Tracy Letts was born in Oklahoma in 1965, and his experiences growing up there inspired his Tony-and-Pulitzer-Prize-winning play, August: Osage County.

It is the story of a damaged family, led by an abusive, drug-addicted matriarch, who was based on Letts’ own maternal grandmother. Letts told the New York Times that after he gave the script to his mother to read, she remarked, “You have been very kind to my mother.”

He went on to explain that if he had written the character more truthfully, it would be too much for the audience. In fact, according to The Guardian, during the London production of the play, Sir Patrick Stewart left after the first act because he found it too close to his own experience with an abusive parent.

Letts is an actor as well as a playwright, and a screenwriter, too—he adapted three of his own plays for the screen: Bug and Killer Joe, both directed by William Friedkin; and August: Osage County, directed by John Wells. In 2013, he won a Tony award for his portrayal of George in Edward Albee’s Who’s Afraid of Virginia Woolf? He has also appeared on television, including on “Homeland,” “Prison Break” and “Seinfeld.”

August: Osage County is on stage at Wichita Community Theatre, through February 15th.

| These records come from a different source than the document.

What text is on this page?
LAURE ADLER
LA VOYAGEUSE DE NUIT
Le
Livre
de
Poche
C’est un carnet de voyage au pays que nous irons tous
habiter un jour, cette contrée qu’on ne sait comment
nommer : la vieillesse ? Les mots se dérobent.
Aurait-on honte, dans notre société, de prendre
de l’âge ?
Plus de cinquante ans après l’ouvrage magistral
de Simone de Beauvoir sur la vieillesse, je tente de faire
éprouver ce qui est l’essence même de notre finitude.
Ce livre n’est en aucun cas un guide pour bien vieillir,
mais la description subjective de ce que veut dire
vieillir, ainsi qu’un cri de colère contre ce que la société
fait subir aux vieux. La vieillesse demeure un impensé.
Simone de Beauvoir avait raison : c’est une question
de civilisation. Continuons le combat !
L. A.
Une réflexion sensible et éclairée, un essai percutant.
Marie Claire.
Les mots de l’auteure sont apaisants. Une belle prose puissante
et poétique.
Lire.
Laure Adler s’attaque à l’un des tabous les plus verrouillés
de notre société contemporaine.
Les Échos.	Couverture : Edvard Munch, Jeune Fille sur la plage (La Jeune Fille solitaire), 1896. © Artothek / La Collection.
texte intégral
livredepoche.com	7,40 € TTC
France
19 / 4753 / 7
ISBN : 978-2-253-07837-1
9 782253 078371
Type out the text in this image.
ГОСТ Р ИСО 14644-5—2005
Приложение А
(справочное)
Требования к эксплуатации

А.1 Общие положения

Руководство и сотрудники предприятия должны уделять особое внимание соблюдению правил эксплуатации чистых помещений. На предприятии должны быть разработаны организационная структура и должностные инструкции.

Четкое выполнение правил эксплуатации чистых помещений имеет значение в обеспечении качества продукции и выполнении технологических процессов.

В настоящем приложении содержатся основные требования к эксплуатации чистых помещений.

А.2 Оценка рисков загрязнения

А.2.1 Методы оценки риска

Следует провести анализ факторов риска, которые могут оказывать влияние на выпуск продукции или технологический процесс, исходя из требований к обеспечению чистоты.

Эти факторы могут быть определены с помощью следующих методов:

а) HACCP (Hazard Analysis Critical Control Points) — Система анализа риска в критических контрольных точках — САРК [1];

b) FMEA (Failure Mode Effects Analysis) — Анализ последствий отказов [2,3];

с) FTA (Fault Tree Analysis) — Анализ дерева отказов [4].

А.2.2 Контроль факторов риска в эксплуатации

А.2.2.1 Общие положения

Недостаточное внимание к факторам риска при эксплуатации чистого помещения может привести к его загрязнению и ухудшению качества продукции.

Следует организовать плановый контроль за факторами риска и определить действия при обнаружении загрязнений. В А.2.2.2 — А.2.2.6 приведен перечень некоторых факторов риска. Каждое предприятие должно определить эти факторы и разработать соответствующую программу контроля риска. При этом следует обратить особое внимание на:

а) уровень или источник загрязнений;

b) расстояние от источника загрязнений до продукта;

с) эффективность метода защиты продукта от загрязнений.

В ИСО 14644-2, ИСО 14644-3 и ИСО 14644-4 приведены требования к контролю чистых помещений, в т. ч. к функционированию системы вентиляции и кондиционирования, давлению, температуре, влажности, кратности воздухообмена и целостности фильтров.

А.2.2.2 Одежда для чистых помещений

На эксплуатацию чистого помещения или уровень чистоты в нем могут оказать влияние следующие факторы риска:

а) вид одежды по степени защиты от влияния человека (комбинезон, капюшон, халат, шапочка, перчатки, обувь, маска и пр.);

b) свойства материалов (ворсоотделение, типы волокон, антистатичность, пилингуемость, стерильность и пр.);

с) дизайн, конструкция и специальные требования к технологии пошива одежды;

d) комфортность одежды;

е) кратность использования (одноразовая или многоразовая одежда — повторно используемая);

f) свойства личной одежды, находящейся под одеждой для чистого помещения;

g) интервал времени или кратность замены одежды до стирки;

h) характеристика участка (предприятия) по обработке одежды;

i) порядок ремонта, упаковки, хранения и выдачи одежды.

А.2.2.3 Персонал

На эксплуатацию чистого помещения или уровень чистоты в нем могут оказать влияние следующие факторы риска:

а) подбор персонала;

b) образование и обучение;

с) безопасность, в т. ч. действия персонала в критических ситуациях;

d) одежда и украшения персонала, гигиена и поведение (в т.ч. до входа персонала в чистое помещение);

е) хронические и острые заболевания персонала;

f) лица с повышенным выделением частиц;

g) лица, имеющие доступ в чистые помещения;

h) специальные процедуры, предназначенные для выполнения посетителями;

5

Sanda Moore Coleman received an MFA in creative writing from Wichita State University in 1991. Since then, she has been the arts and community editor for The Martha's Vineyard Times, a teaching fellow at Harvard University, and an assistant editor at Image. In 2011, she received the Maureen Egan Writers Exchange prize for fiction from Poets & Writers magazine. She has spent more than 30 years performing, reviewing, and writing for theatre.